Lycoming Theater Department lair for dragons
March 10, 2011

by: Linnea Morris
Dragons always have been associated with the theater department at Lycoming College.
Today, everyone knows the Dragon’s Lair Theatre in the depths of the Academic Center, but the theater department and dragons have a longer standing history.
As the legend goes, according to the 1966 Lycoming Bulletin, the first dragon appeared during the 1947-1948 school year. The students of the Frill and Frown dramatic club apparently were inspired to paint the dragon by the acquisition of hand carved Chinese furniture.
The furniture set consists of a love seat and two arm chairs that have decorated many until it came to rest in on stage in theater productions. Around 1964, one of the dragon chairs was found in six pieces by the technical director Mike Welch. A year later, the restored arm chair became the queen’s throne in “Under the Sycamore Tree.”
After the Bulletin article was published, the chairs again disappeared and have not been found in the theatre department today. These chairs have been long gone.

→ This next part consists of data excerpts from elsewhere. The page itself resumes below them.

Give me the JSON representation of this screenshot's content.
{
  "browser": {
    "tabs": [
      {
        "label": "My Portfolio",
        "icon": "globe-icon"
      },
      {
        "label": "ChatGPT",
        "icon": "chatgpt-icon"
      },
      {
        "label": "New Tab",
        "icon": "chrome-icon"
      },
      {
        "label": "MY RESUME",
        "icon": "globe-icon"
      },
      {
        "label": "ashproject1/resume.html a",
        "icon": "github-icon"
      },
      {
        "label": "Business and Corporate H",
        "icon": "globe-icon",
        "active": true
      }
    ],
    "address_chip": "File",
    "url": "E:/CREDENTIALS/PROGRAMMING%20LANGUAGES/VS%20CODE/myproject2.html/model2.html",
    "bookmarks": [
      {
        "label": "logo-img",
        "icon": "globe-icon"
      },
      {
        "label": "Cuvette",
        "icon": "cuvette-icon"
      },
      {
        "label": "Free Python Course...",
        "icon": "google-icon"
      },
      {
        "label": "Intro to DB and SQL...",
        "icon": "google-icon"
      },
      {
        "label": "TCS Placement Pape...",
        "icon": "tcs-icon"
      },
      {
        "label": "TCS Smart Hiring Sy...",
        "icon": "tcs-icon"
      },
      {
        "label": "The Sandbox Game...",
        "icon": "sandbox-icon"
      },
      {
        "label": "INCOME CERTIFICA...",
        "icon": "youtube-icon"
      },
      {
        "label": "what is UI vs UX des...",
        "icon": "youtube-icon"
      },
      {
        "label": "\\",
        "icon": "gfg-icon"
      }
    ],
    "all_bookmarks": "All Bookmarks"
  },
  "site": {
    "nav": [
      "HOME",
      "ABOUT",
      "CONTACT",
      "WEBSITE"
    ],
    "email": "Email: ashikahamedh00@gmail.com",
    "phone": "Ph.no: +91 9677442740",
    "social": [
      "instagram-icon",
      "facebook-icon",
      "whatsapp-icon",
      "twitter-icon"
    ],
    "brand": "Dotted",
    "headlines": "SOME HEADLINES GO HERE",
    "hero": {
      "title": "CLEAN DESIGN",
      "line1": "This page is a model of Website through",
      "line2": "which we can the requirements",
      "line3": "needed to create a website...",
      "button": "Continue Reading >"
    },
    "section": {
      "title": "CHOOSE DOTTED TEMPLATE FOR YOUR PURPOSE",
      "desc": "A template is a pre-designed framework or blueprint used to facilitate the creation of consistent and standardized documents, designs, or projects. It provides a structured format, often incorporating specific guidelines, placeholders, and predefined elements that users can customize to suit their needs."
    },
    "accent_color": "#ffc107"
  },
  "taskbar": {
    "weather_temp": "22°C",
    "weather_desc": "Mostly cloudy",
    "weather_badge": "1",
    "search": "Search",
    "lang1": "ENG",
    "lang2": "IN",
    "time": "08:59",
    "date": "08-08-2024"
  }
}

Fortunately, the dragon’s legacy remains. The dragon was painted on the wall in the basement in Bradley Hall in 1947. Bradley Hall was one of the adjoining buildings to Old Main, where the Recreation Center now stands. In an oral history interview done by Julia Dogherty, one of the workers in the College Archives, talks to Dr. Otto Sonde, both graduate from 1947 and former professor at Lycoming.
Sonder remembers that the room was in the unused basement and “the drama club people cleaned it up and painted this huge dragon on the wall, it was about 25 feet long…We called it the ‘Dragon Room’ and we used it to have our drama meetings down there. We kept a lot of old furniture that we used for sets and so forth.”
Eventually, the Dragon Room was turned into a classroom and the dragon watched over some English as well as German classes.
According to the Lycoming Bulletin, the room was dubbed the Thursday Theatre, where a theater forum took place and “students and teachers could present original works, experiment with avante-garde plays, or learn from the spontaneity of improvisations.”
Every year the dragon remained, the maintenance crew would touch up and help maintain the dragon until the demolition of Bradley Hall.
Around 2000, the professors in the theater department decided the Green Room Theatre needed a new name. For one, it was not green, but black.
Professor Jerry Allen, with the help of a student, Matt Alexander, wanted to recreate the fire-breathing dragon on the wall outside the theater as close as possible to the original. They also renamed the Green Room Theatre to the Dragon’s Lair Theatre.
The dragon in the hallway outside the door stands today under the Mary Welch Theatre.